Australia’s two listed casino groups, which are heavily dependent on high rollers from China, also fell, with James Packer’s embattled Crown Resorts dropping 4.4% and Star Entertainment Group, which runs Sydney’s casino, falling 5.6%.
Treasury Wine Estates, which sells wine including the top-end Penfolds Grange into the Chinese market, plunged 6.2%.
Australian airports are also likely to be hit by falling passenger numbers, ratings agency S&P said.
“The Australian airports’ exposure to travellers from China is significantly higher now than it was during the Sars outbreak, accounting for over 15% of total short-term inbound travellers in 2019 compared to 4% in 2003,” S&P said in a report issued on Thursday.
“Any decline in passenger volumes would add to the challenging operating conditions facing Australian airports, including moderating passenger volumes due to lower arrivals from China, tepid consumer confidence and the impact of the bushfires on the peak holiday season.”
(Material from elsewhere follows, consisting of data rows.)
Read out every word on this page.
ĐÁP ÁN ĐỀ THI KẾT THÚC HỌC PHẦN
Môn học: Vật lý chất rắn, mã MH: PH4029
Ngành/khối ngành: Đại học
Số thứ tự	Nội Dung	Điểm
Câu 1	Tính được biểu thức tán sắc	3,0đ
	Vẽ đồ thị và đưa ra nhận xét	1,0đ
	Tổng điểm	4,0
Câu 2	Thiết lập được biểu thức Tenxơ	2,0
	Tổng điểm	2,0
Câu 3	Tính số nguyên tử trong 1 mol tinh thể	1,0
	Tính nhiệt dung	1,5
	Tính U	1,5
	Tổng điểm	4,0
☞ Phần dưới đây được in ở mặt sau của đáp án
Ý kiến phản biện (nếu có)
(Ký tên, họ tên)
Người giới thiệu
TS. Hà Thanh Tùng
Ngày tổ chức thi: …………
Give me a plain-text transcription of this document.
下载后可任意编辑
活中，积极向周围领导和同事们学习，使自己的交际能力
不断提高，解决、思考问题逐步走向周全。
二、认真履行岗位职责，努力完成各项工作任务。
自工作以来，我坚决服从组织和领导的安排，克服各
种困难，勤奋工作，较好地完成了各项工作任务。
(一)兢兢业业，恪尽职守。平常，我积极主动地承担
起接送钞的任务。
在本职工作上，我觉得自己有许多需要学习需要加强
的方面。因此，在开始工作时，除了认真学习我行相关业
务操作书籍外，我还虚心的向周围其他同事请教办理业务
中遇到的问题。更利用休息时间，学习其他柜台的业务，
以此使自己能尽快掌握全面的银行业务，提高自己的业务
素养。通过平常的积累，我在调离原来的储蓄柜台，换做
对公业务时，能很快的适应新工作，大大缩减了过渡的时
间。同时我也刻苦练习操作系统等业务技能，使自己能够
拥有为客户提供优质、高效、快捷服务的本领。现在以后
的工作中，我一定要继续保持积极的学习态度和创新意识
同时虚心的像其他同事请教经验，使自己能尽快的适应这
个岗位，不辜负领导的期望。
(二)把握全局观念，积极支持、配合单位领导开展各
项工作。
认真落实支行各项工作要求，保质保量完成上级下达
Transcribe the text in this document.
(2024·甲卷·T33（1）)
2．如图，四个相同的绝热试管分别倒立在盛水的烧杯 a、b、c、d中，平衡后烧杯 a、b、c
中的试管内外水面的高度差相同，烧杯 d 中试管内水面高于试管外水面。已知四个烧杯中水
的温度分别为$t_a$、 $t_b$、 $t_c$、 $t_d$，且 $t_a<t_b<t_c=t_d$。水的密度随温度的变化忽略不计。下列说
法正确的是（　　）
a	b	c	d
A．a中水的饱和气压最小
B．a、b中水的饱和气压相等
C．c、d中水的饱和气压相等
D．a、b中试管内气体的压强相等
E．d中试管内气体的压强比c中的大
The Australian Tourism Industry Council executive director, Simon Westaway, said the virus was “a genuine concern” to the sector.
He said that of about $50bn spent by tourists each year, Chinese visitors made up $12bn.
About a quarter of these arrive as part of tour groups, which Chinese authorities have banned for at least two months.
“We’re receiving about 1.5m short-term arrivals a year out of China, so it’s our largest inbound market,” he said.
“So therefore there are clear challenges ahead on the basis of the sheer numbers alone, and the fact that we’ve built a strong relationship between our countries.”
He said it was too early to quantify the damage.
“The concern is obviously we’re going to see a reduction in terms of the number of visitors because the groups are going to fall away for the next two months.
“It will be interesting to see how it’s going to recover.”
He said the relationship between the coronavirus outbreak and the hit the tourism industry has already taken from the summer’s deadly bushfires was “not as significant as many people may believe”.
“They don’t spread tourists down through to places like Mallacoota.
“There inevitably will be a level of crossover effect but we are really talking about a fairly separate market.”
Ratings agency Moody’s said tourism industries across the Asia-Pacific, including Australia, were likely to feel the most impact in the short term.
In a report issued on Friday, Moody’s said it was too early to tell if the outbreak would cut China’s growth, but warned it could hurt domestic travel and the country’s car industry, which is heavily reliant on Wuhan.
“Wuhan hosts production facilities for seven major domestic and foreign manufacturers, and for hundreds of auto parts suppliers,” Moody’s said.
“Complicated supply chains and just-in-time production could mean that production outages in Wuhan factories have broader spillover effects.”
It said the effect on consumers could be magnified because the outbreak is occurring during lunar new year, “a period when households tend to spend more on travel, entertainment, and gifts”.
“Even if the virus is contained fairly quickly, the initial stages of high uncertainty are likely to affect spending,” the agency said.